There’s little doubt the influence of American crude is growing in the region. Shipments to Europe averaged 560,000 barrels a day last year, up from about 100,000 in 2016, according to U.S. Census Bureau data. The five North Sea grades that make up the Dated Brent benchmark produced 960,000 barrels a day on average in 2018.
Some traders — especially those with U.S. barrels — previously said they would favor a global benchmark that incorporated both WTI and Brent. Others, mindful that the 660,000 barrel-a-day Johan Sverdrup field in the North Sea is due to produce its first oil later this year, oppose such a widening.
European producers will have to face increased competition from the U.S. either way. Occidental Petroleum Corp., one of the largest drillers in the Permian, is already exporting 10 percent of its production, its CEO said last week. With U.S.’s production forecast at 12.3 million barrels a day this year, it will far eclipse supply from the likes of the U.K. and Norway.
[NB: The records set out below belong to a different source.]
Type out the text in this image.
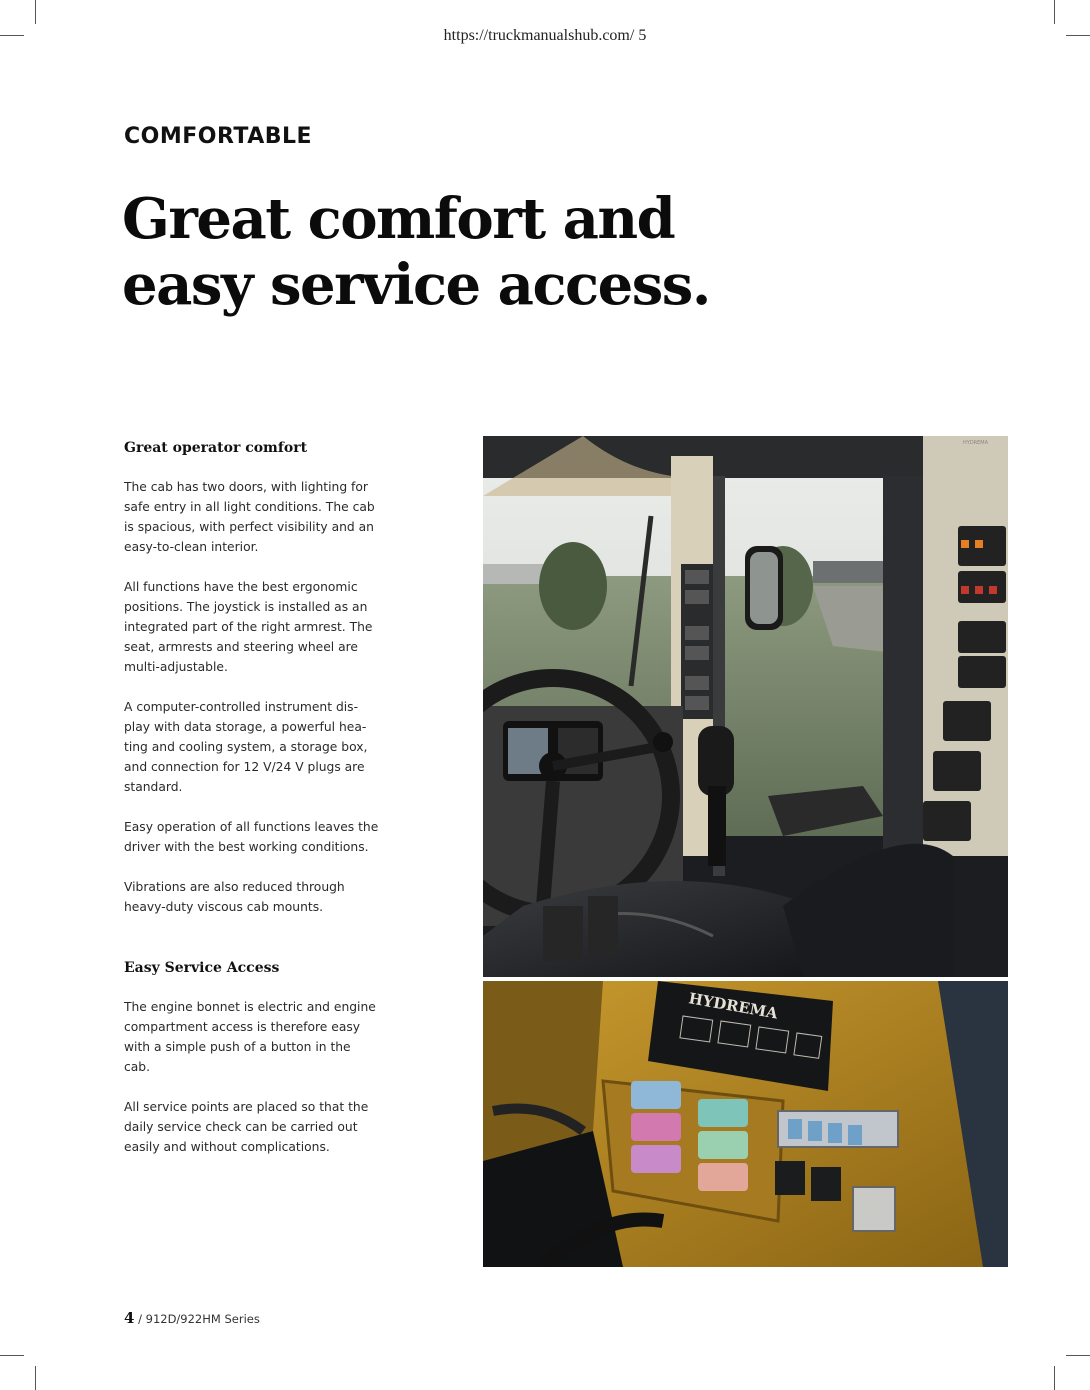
https://truckmanualshub.com/ 5
COMFORTABLE
Great comfort and
easy service access.

Great operator comfort

The cab has two doors, with lighting for
safe entry in all light conditions. The cab
is spacious, with perfect visibility and an
easy-to-clean interior.

All functions have the best ergonomic
positions. The joystick is installed as an
integrated part of the right armrest. The
seat, armrests and steering wheel are
multi-adjustable.

A computer-controlled instrument dis-
play with data storage, a powerful hea-
ting and cooling system, a storage box,
and connection for 12 V/24 V plugs are
standard.

Easy operation of all functions leaves the
driver with the best working conditions.

Vibrations are also reduced through
heavy-duty viscous cab mounts.

Easy Service Access

The engine bonnet is electric and engine
compartment access is therefore easy
with a simple push of a button in the cab.

All service points are placed so that the
daily service check can be carried out
easily and without complications.

HYDREMA
HYDREMA
4 / 912D/922HM Series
The U.K. production sank from about 3 million barrels a day of oil in the late 1990s to 1.1 million last year, according to the U.K. Oil and Gas Authority. Norway pumped 1.5 million barrels a day last year, compared with 1.7 million in 2011. That dynamic will only make U.S. crude more important — as a source of supply and as a way to determine prices.
“WTI is already being factored into the price of North Sea and West African crudes,” says Sandy Fielden, analyst at Morningstar Inc., based in Austin, Texas. “As long as there is too much WTI in the U.S., it will get demand from overseas.”